[License-discuss] [License-review] Coherent Open Source - Getting underway next Friday
Gil Yehuda
gyehuda at verizonmedia.com
Thu Sep 12 14:23:23 UTC 2019
Bruce concludes with...
> that achieves *most purposes of Open Source/Free Software.*
Reading this phrase a few times, something sticks out. We consistently see
three camps who leverage licenses for differing reasons. I present this
with no intent to judge, but only to describe as accurately as I can.
- *Free*: an ethical movement that sees proprietary software as a social
wrong/evil. Licenses are designed to reduce this evil.
- *Open*: a crowdsourcing movement that enables networked value
production. Licenses allow participants to manage their intentional
involvement in unrestricted code sharing, yet not erode proprietary
software unintentionally.
- *Restricted **Availability* : a method to expose code but restrict
some usage. Licenses encourage some users to pay for usage (enabling a
business venture) or block usage in restricted domains.
I think it's better to see the *differences* between the motivations for
Free Software, Open Source, and Source Available models, rather than
combine them and find something that fits most of the overlap.
- Licenses that enable the ethical movement don't work for many
crowdsourcing participants. It forces them to share more than they want. By
design.
- Licenses that enable the crowdsource movement do not satisfy all the
goals of the ethical movement, nor do they satisfy the goals of the
restricted availability movement. By design.
- Licenses that enable restrictions do not satisfy the goals of either
of the other two movements.
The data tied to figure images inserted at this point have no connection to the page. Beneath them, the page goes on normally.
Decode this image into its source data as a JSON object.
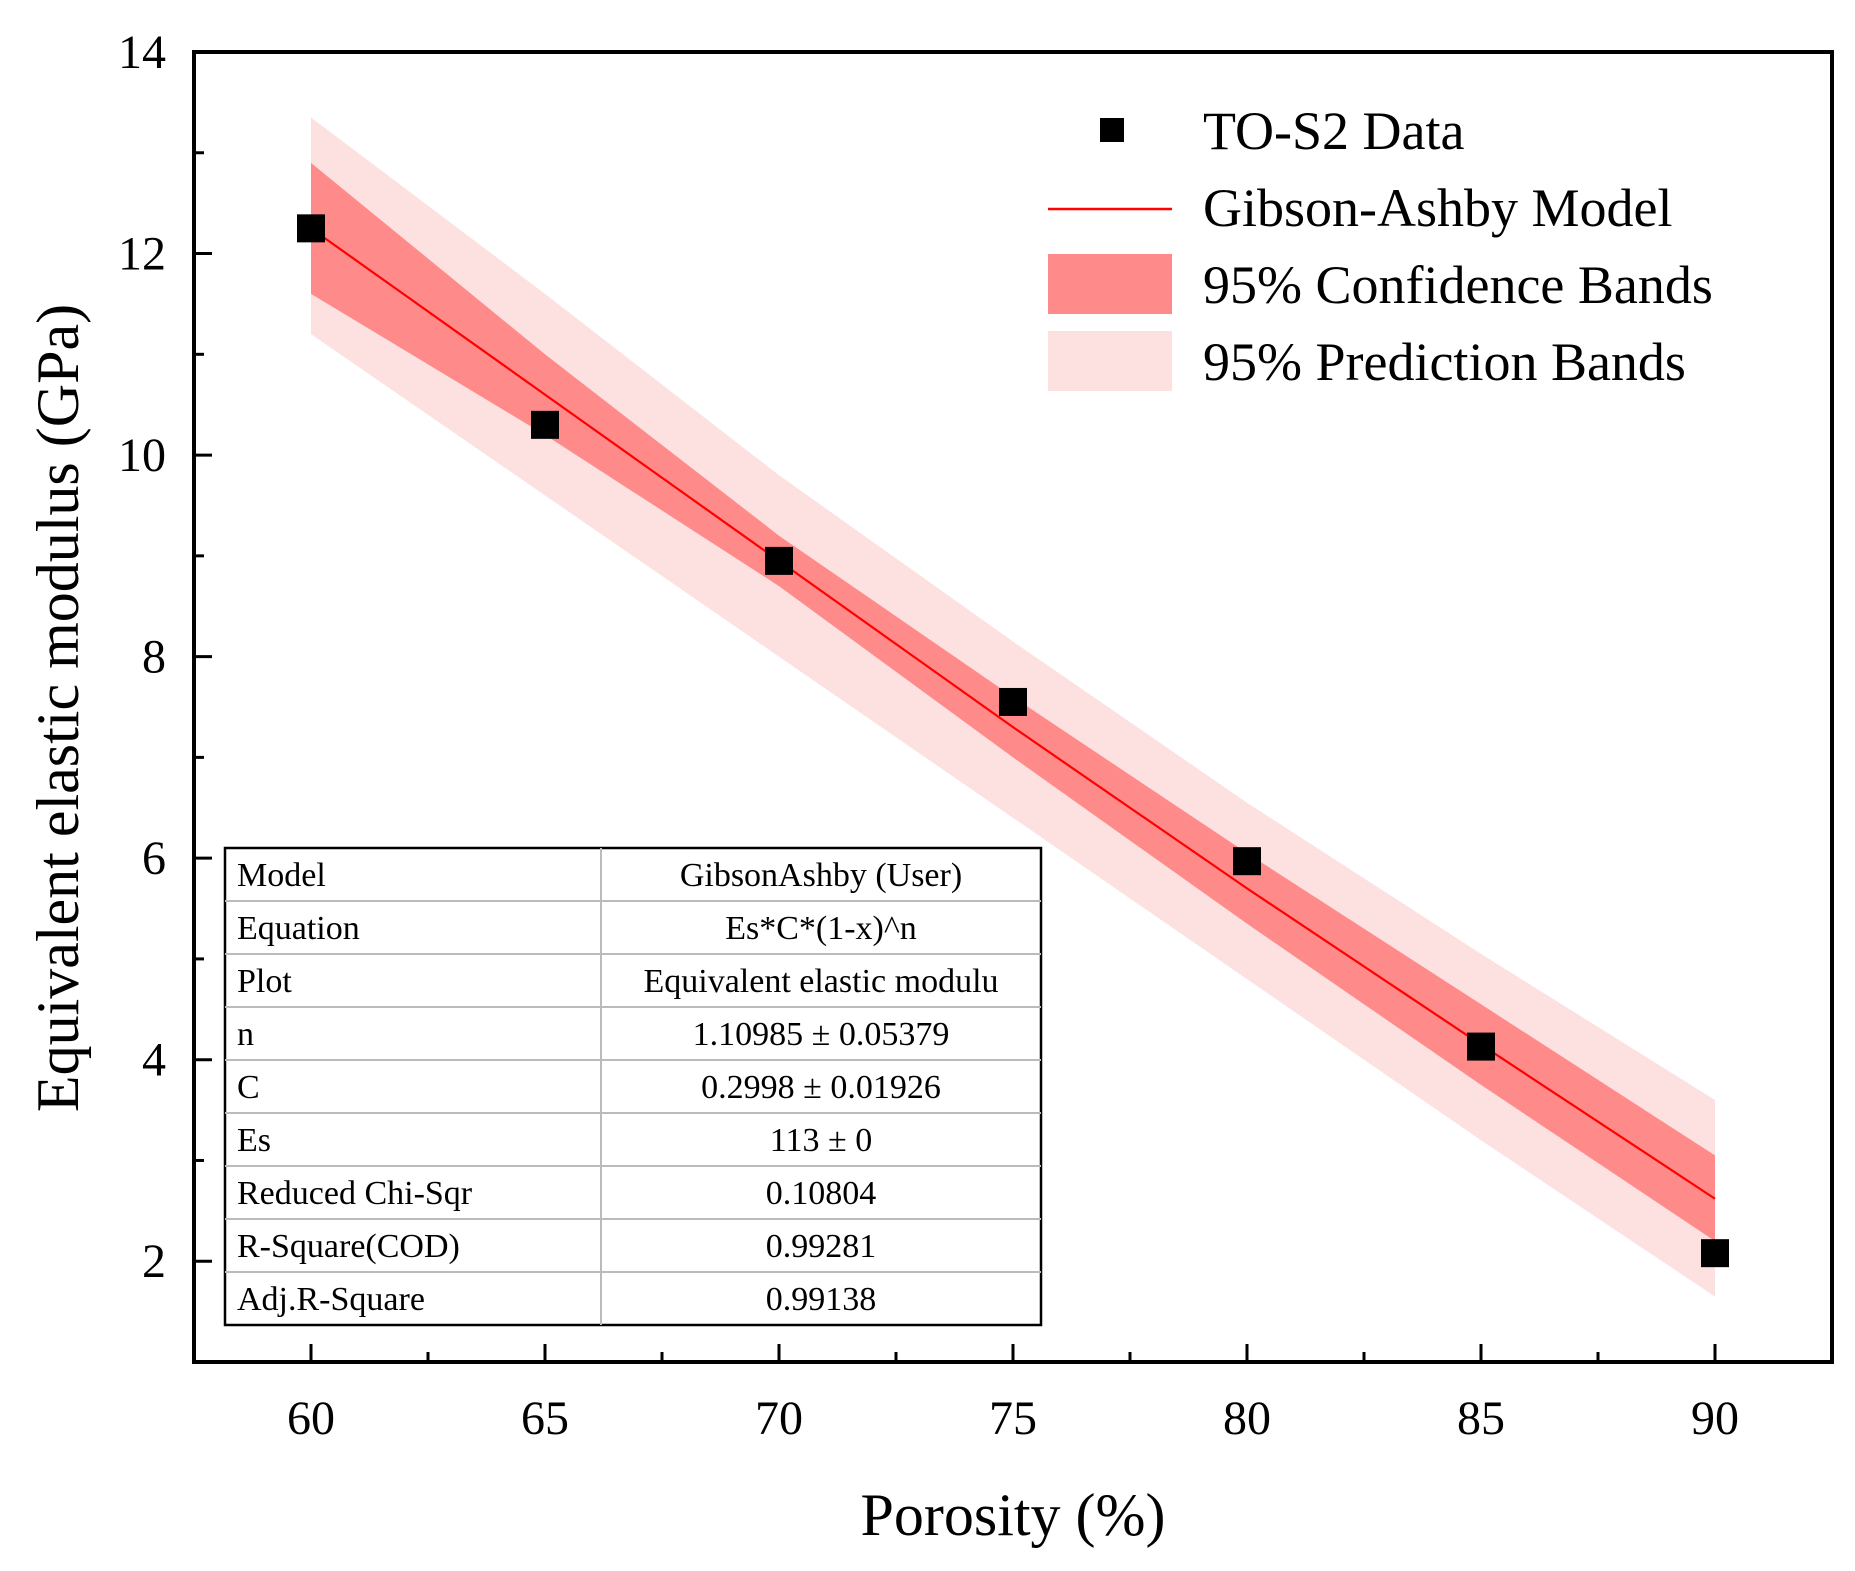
{
  "chart_data": {
    "type": "scatter",
    "xlabel": "Porosity (%)",
    "ylabel": "Equivalent elastic modulus (GPa)",
    "xlim": [
      57.5,
      92.5
    ],
    "ylim": [
      1.0,
      14.0
    ],
    "x_ticks": [
      60,
      65,
      70,
      75,
      80,
      85,
      90
    ],
    "y_ticks": [
      2,
      4,
      6,
      8,
      10,
      12,
      14
    ],
    "grid": false,
    "legend_position": "top-right",
    "series": [
      {
        "name": "TO-S2 Data",
        "kind": "scatter",
        "color": "#000000",
        "x": [
          60,
          65,
          70,
          75,
          80,
          85,
          90
        ],
        "y": [
          12.25,
          10.3,
          8.95,
          7.55,
          5.97,
          4.13,
          2.08
        ]
      },
      {
        "name": "Gibson-Ashby Model",
        "kind": "line",
        "color": "#ff0000",
        "x": [
          60,
          65,
          70,
          75,
          80,
          85,
          90
        ],
        "y": [
          12.25,
          10.6,
          8.95,
          7.3,
          5.7,
          4.15,
          2.62
        ]
      },
      {
        "name": "95% Confidence Bands",
        "kind": "band",
        "color": "#ff8a8a",
        "x": [
          60,
          65,
          70,
          75,
          80,
          85,
          90
        ],
        "lower": [
          11.6,
          10.2,
          8.7,
          7.0,
          5.35,
          3.75,
          2.2
        ],
        "upper": [
          12.9,
          11.0,
          9.2,
          7.6,
          6.05,
          4.55,
          3.05
        ]
      },
      {
        "name": "95% Prediction Bands",
        "kind": "band",
        "color": "#fde0e0",
        "x": [
          60,
          65,
          70,
          75,
          80,
          85,
          90
        ],
        "lower": [
          11.2,
          9.6,
          8.0,
          6.4,
          4.8,
          3.2,
          1.65
        ],
        "upper": [
          13.35,
          11.6,
          9.8,
          8.15,
          6.55,
          5.05,
          3.6
        ]
      }
    ],
    "fit_table": [
      {
        "label": "Model",
        "value": "GibsonAshby (User)"
      },
      {
        "label": "Equation",
        "value": "Es*C*(1-x)^n"
      },
      {
        "label": "Plot",
        "value": "Equivalent elastic modulu"
      },
      {
        "label": "n",
        "value": "1.10985 ± 0.05379"
      },
      {
        "label": "C",
        "value": "0.2998 ± 0.01926"
      },
      {
        "label": "Es",
        "value": "113 ± 0"
      },
      {
        "label": "Reduced Chi-Sqr",
        "value": "0.10804"
      },
      {
        "label": "R-Square(COD)",
        "value": "0.99281"
      },
      {
        "label": "Adj.R-Square",
        "value": "0.99138"
      }
    ]
  }
}
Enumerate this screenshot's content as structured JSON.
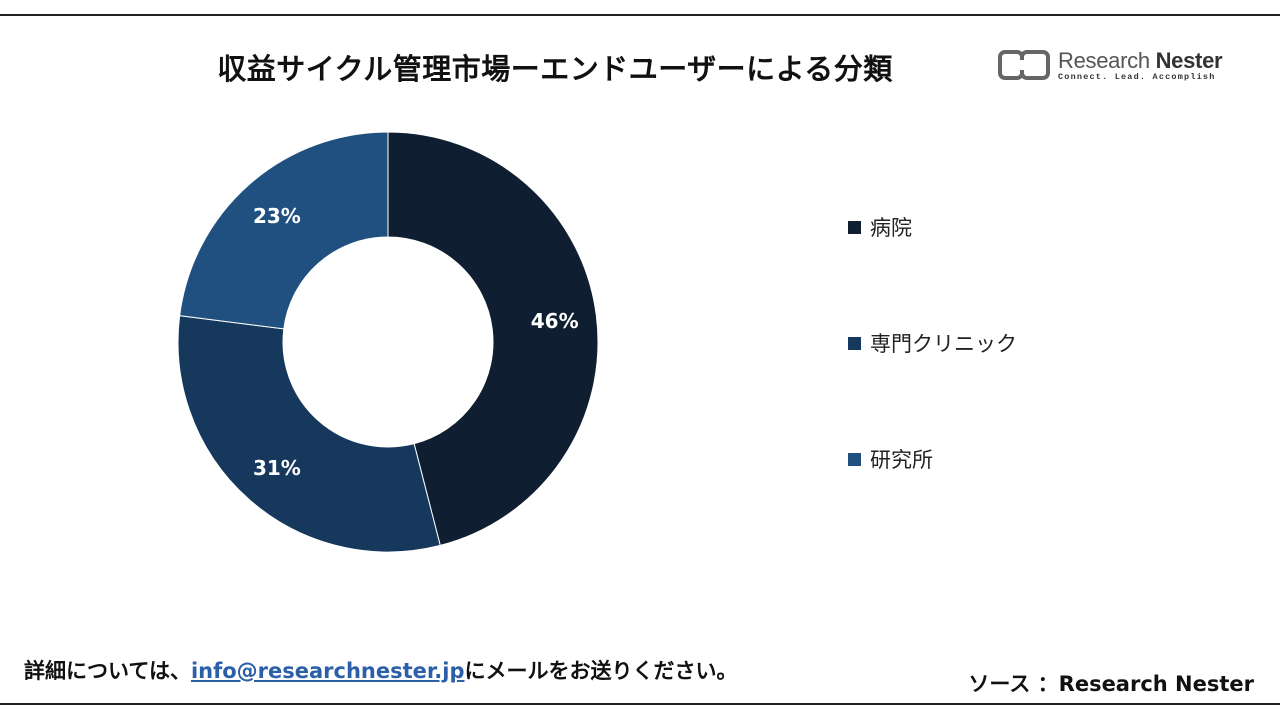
{
  "title": "収益サイクル管理市場ーエンドユーザーによる分類",
  "logo": {
    "name_bold": "Research",
    "name_rest": "Nester",
    "tagline": "Connect. Lead. Accomplish"
  },
  "chart_data": {
    "type": "pie",
    "variant": "donut",
    "categories": [
      "病院",
      "専門クリニック",
      "研究所"
    ],
    "values": [
      46,
      31,
      23
    ],
    "labels": [
      "46%",
      "31%",
      "23%"
    ],
    "colors": [
      "#0f1f31",
      "#16385c",
      "#1f5080"
    ],
    "legend_position": "right"
  },
  "footer": {
    "prefix": "詳細については、",
    "email": "info@researchnester.jp",
    "suffix": "にメールをお送りください。",
    "source": "ソース ：Research Nester"
  }
}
Again by design.
So if you are going to propose a reduction exercise (and if it actually
takes off this time), let me suggest altering the goal from "achieves *most
purposes of Open Source/Free Software*" to "clarify when a license meets
the intent of the Free Software movement, the Open Source movement, or the
Restricted Availability movement." Then include the representatives of each
movement so they can help clarify where there is overlap and where not. I
think this will help each movement to sit comfortably on its turf and know
that others are not over-claiming.
tl;dr: People who say "one size fits most" mean "one size fits me."
Gil Yehuda: I help with external technology engagement
>From the Open Source Program Office
<https://developer.yahoo.com/opensource/docs/> at Yahoo / Verizon Media
On Thu, Sep 12, 2019 at 9:29 AM VanL <van.lindberg at gmail.com> wrote:
> [Responding on license-discuss]
>
> I look forward to you endorsing the CAL, the ISC license, and MPL2 as the
> only licenses necessary for anyone to use.
>
> More seriously, is this the "only three licenses are necessary" argument,
> or is there a different set? If so, why?
>
> Thanks,
> Van
>
> On Wed, Sep 11, 2019 at 8:29 PM Bruce Perens via License-review <
> license-review at lists.opensource.org> wrote:
>
>> Friday next week at Open Core Summit, I will announce COHERENT OPEN
>> SOURCE. Let's scrap the Tower of Babel of 100+ Open Source licenses, for a
>> minimal set, FSF/OSI approved, cross-compatible, that achieves most
>> purposes of Open Source/Free Software.
>> --
>> Bruce Perens - Partner, OSS.Capital.